The national flag of Barbados was officially adopted on November 30, 1966. It consists of two blue outer bands separated by a golden middle band, and a black trident-head in the center. The two blue bands are said to stand for the ocean, while the gold is for the sand on the island.
The trident is taken from the old colonial badge, which showed Britannia holding a trident. The broken lower part symbolizes a symbolic break with its historical and constitutional ties as a former colony. The three points of the trident represent the three principles of democracy - government of, for, and by the people.
The coat of arms of Barbados was adopted in 1966 by decree of Queen Elizabeth. Like other former British possessions in the Caribbean, the coat of arms has a helmet with a national symbol on top, and a shield beneath that is supported by two animals.

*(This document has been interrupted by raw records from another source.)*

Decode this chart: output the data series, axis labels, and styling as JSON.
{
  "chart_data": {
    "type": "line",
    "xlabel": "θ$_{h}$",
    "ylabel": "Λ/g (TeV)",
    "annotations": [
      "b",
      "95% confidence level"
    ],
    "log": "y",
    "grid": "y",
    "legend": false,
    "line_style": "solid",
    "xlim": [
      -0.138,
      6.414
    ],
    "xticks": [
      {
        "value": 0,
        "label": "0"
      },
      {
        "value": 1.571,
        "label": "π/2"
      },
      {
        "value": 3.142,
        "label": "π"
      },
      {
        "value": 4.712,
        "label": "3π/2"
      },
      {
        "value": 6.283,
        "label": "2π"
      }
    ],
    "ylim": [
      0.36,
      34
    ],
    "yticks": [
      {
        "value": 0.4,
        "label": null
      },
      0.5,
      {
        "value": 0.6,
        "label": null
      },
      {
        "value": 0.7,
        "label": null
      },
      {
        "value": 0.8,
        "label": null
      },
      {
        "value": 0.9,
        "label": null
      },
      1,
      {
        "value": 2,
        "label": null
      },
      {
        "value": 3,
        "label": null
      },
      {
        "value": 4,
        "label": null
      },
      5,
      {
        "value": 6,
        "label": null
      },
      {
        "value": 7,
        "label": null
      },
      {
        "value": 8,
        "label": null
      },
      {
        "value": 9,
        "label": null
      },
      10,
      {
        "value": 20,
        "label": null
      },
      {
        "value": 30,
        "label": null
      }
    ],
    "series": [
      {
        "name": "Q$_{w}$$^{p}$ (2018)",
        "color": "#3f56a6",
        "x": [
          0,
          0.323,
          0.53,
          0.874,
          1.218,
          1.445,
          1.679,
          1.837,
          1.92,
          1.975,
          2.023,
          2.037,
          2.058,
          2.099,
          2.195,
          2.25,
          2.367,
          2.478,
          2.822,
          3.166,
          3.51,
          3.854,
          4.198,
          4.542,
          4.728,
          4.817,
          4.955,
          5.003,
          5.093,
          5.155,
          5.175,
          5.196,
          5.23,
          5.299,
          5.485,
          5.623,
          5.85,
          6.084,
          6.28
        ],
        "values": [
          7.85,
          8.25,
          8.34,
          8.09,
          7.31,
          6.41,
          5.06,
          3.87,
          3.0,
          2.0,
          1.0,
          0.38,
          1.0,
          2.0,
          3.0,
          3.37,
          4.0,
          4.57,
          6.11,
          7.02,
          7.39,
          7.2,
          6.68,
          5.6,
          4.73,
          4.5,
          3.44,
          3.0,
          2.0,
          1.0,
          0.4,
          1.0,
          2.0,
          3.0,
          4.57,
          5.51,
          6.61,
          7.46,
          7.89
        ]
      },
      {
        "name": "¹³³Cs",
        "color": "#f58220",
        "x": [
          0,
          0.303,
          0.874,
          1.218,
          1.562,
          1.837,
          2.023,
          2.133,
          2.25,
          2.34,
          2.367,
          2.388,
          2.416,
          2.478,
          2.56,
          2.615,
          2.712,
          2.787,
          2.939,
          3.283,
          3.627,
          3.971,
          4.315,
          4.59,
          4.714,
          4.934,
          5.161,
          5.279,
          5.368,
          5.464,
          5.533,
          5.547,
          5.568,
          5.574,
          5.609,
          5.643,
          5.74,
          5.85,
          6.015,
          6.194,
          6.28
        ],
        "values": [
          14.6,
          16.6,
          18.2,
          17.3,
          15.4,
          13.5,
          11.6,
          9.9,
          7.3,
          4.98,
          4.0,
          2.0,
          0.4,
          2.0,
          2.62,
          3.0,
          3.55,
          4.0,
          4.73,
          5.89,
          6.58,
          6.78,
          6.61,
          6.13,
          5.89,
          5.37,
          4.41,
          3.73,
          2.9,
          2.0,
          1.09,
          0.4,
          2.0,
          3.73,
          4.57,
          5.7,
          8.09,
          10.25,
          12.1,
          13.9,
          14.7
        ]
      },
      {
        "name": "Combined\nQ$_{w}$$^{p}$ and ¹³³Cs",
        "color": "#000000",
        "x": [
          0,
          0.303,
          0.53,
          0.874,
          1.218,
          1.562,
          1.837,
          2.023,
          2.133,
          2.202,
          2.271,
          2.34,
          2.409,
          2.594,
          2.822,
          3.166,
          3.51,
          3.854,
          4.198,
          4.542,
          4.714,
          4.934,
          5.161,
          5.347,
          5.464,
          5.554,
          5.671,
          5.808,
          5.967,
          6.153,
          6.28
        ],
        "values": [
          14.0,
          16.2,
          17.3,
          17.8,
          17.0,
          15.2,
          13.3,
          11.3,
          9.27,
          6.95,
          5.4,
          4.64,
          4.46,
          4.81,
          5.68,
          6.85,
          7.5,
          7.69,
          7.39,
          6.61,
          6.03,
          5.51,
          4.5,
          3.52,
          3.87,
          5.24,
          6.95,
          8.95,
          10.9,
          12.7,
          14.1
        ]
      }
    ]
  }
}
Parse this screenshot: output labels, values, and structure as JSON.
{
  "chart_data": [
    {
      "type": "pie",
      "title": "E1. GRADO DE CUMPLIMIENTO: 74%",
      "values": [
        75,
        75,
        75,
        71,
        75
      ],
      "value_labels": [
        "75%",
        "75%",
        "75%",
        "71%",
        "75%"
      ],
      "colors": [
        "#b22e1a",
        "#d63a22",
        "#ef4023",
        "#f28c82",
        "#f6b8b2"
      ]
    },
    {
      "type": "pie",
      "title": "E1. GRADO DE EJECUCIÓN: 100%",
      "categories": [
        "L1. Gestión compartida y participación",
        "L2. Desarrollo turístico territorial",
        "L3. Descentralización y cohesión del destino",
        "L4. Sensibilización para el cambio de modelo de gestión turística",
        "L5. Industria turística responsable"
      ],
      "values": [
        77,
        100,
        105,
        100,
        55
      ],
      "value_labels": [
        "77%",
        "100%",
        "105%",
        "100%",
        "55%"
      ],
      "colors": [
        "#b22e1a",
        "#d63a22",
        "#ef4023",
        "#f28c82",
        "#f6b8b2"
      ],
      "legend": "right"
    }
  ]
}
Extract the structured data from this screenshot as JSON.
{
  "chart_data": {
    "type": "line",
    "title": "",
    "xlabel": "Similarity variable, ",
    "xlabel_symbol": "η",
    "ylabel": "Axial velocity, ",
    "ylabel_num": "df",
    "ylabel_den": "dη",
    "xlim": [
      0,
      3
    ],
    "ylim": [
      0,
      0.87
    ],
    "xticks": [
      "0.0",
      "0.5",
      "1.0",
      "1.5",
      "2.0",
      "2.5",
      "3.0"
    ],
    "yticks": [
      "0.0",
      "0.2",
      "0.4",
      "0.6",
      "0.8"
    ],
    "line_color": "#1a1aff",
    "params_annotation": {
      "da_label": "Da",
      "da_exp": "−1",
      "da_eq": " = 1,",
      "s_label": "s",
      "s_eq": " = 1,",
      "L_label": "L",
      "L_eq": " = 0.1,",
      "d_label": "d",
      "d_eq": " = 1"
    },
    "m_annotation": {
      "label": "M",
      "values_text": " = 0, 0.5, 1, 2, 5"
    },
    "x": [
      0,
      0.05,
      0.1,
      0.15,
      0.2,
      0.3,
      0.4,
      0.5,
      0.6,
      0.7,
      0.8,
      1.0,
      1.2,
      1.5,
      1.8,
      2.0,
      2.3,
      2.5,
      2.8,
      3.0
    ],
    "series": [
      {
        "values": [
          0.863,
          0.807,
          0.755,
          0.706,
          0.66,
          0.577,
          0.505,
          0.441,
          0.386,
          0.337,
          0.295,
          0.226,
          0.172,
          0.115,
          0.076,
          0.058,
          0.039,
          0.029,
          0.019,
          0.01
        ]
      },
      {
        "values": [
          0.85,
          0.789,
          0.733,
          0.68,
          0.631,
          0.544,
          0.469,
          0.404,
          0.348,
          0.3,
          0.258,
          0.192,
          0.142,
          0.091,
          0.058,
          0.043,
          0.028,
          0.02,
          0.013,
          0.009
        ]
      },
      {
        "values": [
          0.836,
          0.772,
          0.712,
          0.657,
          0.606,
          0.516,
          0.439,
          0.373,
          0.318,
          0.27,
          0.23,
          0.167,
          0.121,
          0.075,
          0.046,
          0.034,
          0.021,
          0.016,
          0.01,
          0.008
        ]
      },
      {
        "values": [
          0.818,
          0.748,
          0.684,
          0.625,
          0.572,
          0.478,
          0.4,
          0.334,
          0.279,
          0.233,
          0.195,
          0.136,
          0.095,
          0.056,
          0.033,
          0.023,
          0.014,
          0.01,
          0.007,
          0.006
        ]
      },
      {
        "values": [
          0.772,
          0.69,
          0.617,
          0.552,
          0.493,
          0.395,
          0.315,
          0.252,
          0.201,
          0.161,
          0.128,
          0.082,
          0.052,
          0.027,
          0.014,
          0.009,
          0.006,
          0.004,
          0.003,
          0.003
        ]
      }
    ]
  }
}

The national symbol is the fist of a Barbadian holding two sugar canes that are crossed to resemble St. Andrew's Cross. This is representative of the importance of the sugar industry as well as Barbados celebrating its national independence day on St. Andrew's Day. The golden shield contains the national flower, known as the Pride of Barbados, and a single bearded fig tree. The shield is supported by a dolphin fish and pelican. They stand for the Pelican Island, and fishing, respectively.
At the bottom is Barbados' national motto ("Pride and Industry") on a scroll.